The area Michigan State University Extension (MSUE) educators were on hand to present a variety of topics of interest to the local farming community. Growing corn and soybeans with the variants of irrigated and non-irrigated land was presented along with pest control, productive mindsets, and the new Veterinary Feed Directive. A detailed talk on a Sustainable Agriculture Research and Education grant was given concerning the use of goats to control invasive species. While the end result was to discover if goats were a productive tool, many other lessons were learned and shared.
Young people intending to show hogs at their county fair were at the Pork Quality Assurance session during the morning. If a 4-H or FFA member is caring for swine with the intention of exhibiting the animal as a project, the class is a requirement. This was the last time the program will be focused on hogs as the presentation will be changing for 2018, when it will be required of all livestock showman before they are allowed to show their animals.
Vendors filled the north end of the facility with businesses coming from a large regional area. The expanded section also hosted local organizations and dealers. The local radio station, WTVB, broadcasted live throughout the day with interviews and invitations to join in on the anniversary festivities. The most popular giveaways?
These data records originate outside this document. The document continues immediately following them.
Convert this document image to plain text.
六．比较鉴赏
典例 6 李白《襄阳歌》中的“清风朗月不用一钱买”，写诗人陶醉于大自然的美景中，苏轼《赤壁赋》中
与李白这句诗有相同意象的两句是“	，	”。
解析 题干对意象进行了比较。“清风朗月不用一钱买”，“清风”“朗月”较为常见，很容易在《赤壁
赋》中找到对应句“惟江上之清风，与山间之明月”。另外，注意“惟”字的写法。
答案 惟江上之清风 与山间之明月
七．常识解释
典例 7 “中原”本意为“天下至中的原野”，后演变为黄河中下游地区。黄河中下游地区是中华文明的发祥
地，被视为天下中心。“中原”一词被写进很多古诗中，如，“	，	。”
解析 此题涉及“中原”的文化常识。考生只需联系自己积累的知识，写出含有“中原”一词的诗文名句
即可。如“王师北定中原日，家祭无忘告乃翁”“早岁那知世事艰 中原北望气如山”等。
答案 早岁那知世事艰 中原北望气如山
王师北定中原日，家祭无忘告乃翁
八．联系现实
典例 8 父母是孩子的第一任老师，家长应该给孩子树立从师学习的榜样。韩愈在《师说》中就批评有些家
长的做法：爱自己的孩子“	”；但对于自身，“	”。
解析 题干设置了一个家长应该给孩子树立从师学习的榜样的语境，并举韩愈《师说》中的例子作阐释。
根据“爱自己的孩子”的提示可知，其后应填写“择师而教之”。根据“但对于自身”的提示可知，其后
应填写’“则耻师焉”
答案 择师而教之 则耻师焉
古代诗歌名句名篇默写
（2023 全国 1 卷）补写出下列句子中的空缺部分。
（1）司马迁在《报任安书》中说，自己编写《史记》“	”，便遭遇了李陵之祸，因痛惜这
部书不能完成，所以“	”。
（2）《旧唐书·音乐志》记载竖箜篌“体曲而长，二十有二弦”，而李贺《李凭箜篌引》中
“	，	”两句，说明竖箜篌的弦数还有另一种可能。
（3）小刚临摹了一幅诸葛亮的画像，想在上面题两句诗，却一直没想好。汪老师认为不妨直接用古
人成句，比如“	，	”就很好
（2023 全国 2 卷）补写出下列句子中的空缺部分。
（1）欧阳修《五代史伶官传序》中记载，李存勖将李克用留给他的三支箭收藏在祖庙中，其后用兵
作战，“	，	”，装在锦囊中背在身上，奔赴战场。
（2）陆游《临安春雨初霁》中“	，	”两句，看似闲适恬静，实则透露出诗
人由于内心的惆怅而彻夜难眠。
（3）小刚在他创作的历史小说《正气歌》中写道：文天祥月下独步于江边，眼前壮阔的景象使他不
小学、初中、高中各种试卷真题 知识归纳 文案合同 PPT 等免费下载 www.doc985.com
The samples of jerky and sausage and cups of ice cream were constantly being appreciated as well as other items such as pens, bags, and candy.
A special 50th anniversary luncheon was sponsored by the Branch County Agri-Business Council with help from the Branch County Dairy Producers and Clemens Food Group. The hot meal included pulled pork along with twice baked mashed potatoes, four bean baked beans, cole slaw, and delightfully decorated cupcakes that were displayed surrounding a cake proclaiming the anniversary. The meal was served in the mall area so the audience could enjoy the luncheon speaker, another addition due to the celebration.
The speaker was Dr. Ray Guarendi who is a father of 10 adopted children, a clinical psychologist, television and radio show host, and an author of 11 books. He presented a talk about “The Sanity of the Family” and humorous stories about families that the entire audience could relate to. His afternoon session was a continuation of the lunch program.
Four of the Branch County Agri-Business Council members shared their remembrances of Farmer’s Day from the last 50 years. Merle and Liz Donbrock, Gene Easterday, and Remus Rigg talked about the evolution of the event and how it started.